Some of the bosses of FTSE 100 companies will have made more money than the average worker will earn for the year by midday on the third working day of 2025, a study has found.
According to the campaign group the High Pay Centre, at around 11:30am today (Monday 6 January), the chief executives of some of the biggest companies will have made the equivalent of the UK’s median yearly salary of £37,430, taking them just 29 hours to do so, if they resumed work on the first working day after the new year.
The study suggests they will have had a median hourly pay of £1,298.46 – almost £22 per minute.
The milestone has been reached marginally quicker than last year when the UK median annual salary was reached by FTSE 100 bosses at 1pm on the third working day of the year.
High Pay Centre’s annual study aims to highlight the disparity in the pay for bosses and staff, as the level of pay for bosses hit record levels. While the pay for workers rose by 7 per cent last year, the pay for CEOs also rose 2.5 per cent, on average. The disparity has prompted calls for action.
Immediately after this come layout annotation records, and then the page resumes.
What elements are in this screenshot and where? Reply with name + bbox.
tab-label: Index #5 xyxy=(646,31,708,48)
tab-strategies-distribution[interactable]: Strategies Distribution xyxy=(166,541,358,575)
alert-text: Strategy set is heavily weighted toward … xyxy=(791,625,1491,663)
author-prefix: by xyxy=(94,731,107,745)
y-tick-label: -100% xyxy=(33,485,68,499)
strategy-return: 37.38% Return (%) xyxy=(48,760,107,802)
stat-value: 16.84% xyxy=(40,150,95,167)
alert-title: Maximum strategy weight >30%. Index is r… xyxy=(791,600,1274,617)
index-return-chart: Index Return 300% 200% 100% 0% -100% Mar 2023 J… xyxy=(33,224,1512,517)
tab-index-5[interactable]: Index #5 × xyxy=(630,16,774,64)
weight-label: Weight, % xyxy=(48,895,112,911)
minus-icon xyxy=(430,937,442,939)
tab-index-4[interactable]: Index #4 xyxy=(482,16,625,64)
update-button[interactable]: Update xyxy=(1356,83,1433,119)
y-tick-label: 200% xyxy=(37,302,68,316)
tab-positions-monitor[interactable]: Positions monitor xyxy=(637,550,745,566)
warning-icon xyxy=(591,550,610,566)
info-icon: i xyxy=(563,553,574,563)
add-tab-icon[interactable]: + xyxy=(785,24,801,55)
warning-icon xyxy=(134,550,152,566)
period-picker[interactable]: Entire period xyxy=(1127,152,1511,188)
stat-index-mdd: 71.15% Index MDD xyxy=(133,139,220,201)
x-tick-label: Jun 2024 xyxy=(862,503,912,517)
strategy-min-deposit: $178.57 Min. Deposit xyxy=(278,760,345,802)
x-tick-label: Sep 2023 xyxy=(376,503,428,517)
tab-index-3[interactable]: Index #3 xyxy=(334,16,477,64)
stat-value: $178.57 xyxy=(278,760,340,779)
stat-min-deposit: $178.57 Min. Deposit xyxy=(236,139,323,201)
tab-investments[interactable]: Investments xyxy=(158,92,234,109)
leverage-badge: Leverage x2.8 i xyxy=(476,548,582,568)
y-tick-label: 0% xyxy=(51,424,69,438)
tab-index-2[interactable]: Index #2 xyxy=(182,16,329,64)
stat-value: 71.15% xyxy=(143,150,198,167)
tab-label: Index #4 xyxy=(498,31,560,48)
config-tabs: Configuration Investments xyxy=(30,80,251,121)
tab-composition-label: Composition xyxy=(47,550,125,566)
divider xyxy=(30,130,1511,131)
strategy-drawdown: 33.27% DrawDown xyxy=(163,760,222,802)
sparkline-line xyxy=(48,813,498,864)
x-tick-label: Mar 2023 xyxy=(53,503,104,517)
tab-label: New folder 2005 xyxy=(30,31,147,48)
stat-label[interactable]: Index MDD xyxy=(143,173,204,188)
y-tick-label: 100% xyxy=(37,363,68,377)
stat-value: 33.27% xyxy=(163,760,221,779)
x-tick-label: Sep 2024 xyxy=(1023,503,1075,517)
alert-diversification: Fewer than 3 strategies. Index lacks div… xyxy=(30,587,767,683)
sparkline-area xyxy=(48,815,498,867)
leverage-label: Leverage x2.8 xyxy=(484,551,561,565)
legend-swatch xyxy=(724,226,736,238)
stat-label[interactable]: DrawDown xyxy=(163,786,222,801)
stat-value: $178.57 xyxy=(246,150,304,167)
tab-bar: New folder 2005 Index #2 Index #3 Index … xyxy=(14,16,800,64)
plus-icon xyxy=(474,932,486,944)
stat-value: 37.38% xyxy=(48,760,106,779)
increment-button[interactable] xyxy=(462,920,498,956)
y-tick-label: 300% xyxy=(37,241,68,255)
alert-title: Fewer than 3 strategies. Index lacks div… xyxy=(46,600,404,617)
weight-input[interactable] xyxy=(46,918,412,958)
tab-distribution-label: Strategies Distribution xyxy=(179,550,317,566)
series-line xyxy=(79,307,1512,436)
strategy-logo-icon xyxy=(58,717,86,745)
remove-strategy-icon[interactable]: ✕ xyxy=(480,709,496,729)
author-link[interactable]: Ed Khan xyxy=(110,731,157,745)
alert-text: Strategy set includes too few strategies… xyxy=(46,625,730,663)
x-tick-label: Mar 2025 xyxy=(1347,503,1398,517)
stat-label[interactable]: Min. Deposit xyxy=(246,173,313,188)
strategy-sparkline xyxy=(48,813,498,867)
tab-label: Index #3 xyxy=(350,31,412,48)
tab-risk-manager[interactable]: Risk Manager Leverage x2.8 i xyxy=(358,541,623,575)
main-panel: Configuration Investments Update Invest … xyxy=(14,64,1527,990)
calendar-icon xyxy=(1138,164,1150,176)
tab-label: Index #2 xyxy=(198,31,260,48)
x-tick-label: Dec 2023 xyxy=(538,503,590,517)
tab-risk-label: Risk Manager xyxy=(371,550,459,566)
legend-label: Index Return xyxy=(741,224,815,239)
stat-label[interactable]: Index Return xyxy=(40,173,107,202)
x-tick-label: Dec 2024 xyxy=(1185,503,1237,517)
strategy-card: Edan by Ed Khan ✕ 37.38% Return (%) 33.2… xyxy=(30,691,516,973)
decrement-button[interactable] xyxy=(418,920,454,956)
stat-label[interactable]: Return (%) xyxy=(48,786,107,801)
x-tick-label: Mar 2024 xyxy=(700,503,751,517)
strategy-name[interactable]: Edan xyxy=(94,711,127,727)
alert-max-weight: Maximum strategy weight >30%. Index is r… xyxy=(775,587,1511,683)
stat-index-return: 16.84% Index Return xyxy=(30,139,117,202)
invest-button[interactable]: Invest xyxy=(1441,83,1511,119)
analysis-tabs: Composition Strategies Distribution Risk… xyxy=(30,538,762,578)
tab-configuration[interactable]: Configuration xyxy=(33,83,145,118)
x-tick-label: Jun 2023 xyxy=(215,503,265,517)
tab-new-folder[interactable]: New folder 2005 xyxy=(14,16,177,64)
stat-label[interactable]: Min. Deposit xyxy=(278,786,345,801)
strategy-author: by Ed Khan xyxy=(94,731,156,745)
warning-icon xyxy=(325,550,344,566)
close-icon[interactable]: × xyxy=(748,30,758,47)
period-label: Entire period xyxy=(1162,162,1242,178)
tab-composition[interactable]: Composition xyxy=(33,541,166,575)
Paul Nowak, general secretary of the union group Trades Union Congress, said: “Every working person plays a part in producing Britain’s wealth. But while millions of low-paid workers are still feeling the effects of the cost of living crisis, people at the top are taking more than their fair share.”
Some of the highest-earning FTSE 100 CEOs in recent years include AstraZeneca’s Pascal Soriot, who received £18.7m in 2024. Elsewhere, the CEO of RelX, Erik Engstrom, and the CEO of Rolls-Royce, Tufan Erginbilgiç, both received £13.6m.
“A feeling that the economy works for the enrichment of a tiny elite at the expense of wider society is an underrated cause of populist anger and support for extremist politics,” Luke Hildyard, director of the High Pay Centre, argued.
“Policymakers who fail to address this inequality are storing up some big problems for the future.”